Abstract A23: Differentiation of PI3K/Akt/mTOR inhibition in cancer models using dual dissociative TORC1/TORC2 (P529), single dissociative TORC1 (rapalogs) and catalytic inhibitors (PI3K/Akt, PI3K/mTOR)

P529 is a first-in-class, allosteric, small molecule, dual dissociative inhibitor of the TORC1 and TORC2 protein complexes within the PI3K/Akt/mTOR pathway. P529 has been previously shown to cause the rapid dissociation of the TORC1 and TORC2 complexes both in vitro and in vivo tumor xenograft models. Other PI3K inhibitors include rapalogs which cause the dissociation of the TORC1 complex and, PI3K/mTOR and PI3K/Akt inhibitors aimed at protein kinase catalytic site inhibition. Although these inhibitors have shown some utility in inhibiting cancer growth, they have deficiencies inherent to their mechanism of action. Rapalogs have been shown to stimulate the PI3K pathway through the induction of the IRS-1 negative feedback loop. Although mTOR resides in both TORC1 and TORC2, catalytic inhibition of mTOR does not dissociate both complexes allowing other proteins within the complexes to retain and exert signalling activity. Hence they are not true dual TORC1/TORC2 inhibitors, but only mTOR inhibitors. Here we show comparison of P529 with rapalogs and the catalytic inhibitors PI3K/mTOR and PI3K/Akt delineating activity in prostate, lung, glioblastoma and hepatic tumor evaluating cell survival, phosphoprotein PI3K signaling (IC50), CT scanning, tumor volume and growth arrest in cellular models and murine xenografts, showing superiority of allosteric dual TORC1/TORC2 dissociative inhibition. Furthermore, in addition to evaluation in cancer treatment models, data will be presented showing activity in cancer prevention using the mutant EGFR (L858R/T790M) transgene lung expression model. Citation Format: David Sherris, Philip A. Dennis, Willie Wilson, III, Shigeru Kawabata, Chunrong Yu, Giovanni Luca Gravina, Andrea Mancini, Claudio Festuccia.
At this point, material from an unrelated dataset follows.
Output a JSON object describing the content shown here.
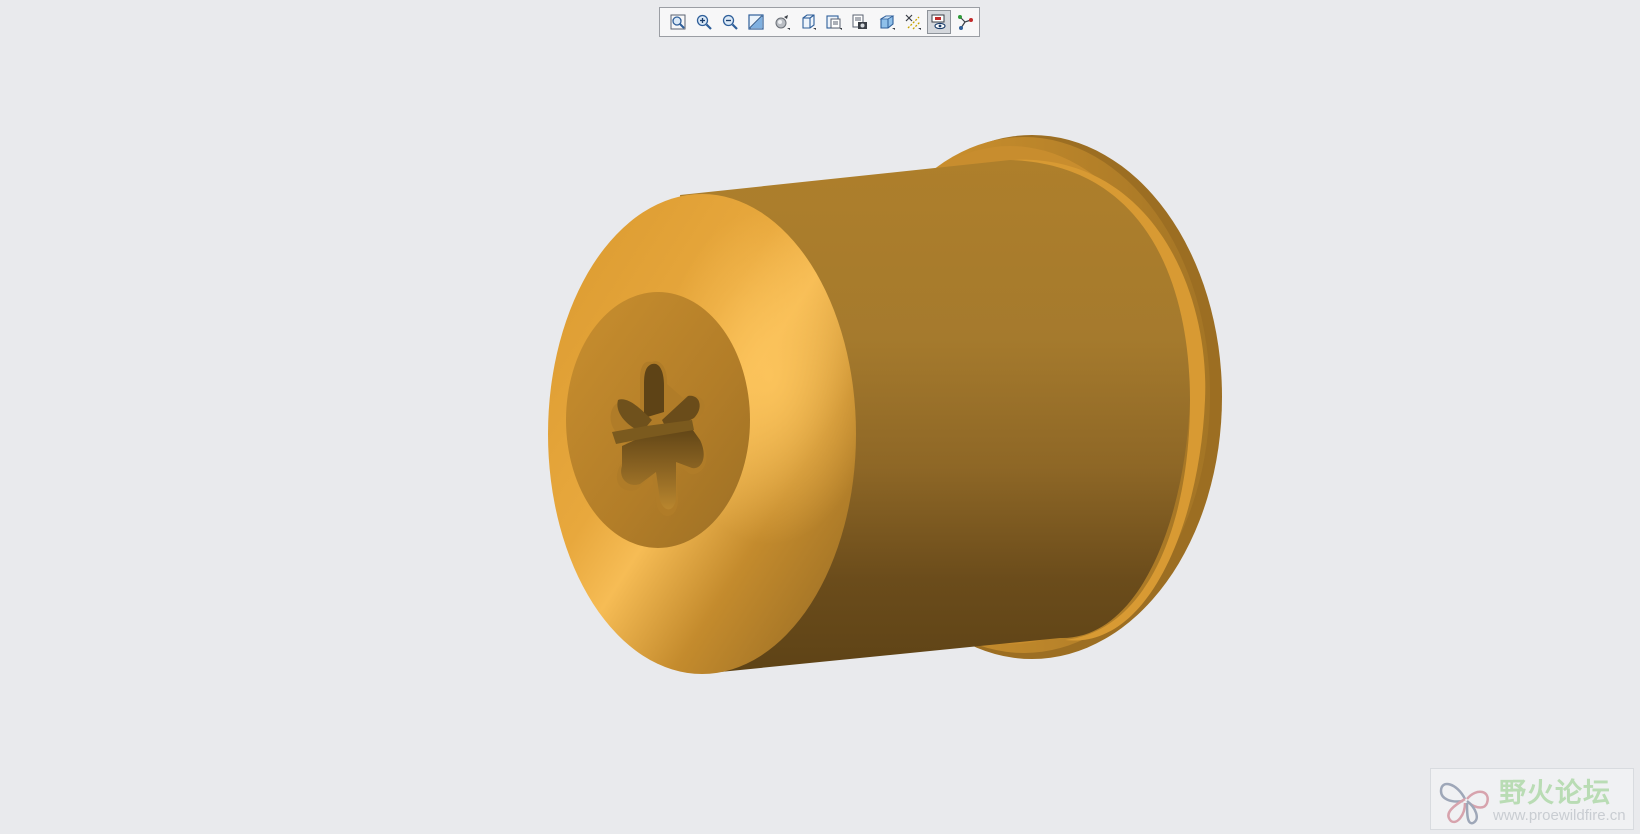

Differentiation of PI3K/Akt/mTOR inhibition in cancer models using dual dissociative TORC1/TORC2 (P529), single dissociative TORC1 (rapalogs) and catalytic inhibitors (PI3K/Akt, PI3K/mTOR). [abstract]. In: Proceedings of the AACR Special Conference: Targeting the PI3K-mTOR Network in Cancer; Sep 14-17, 2014; Philadelphia, PA. Philadelphia (PA): AACR; Mol Cancer Ther 2015;14(7 Suppl):Abstract nr A23.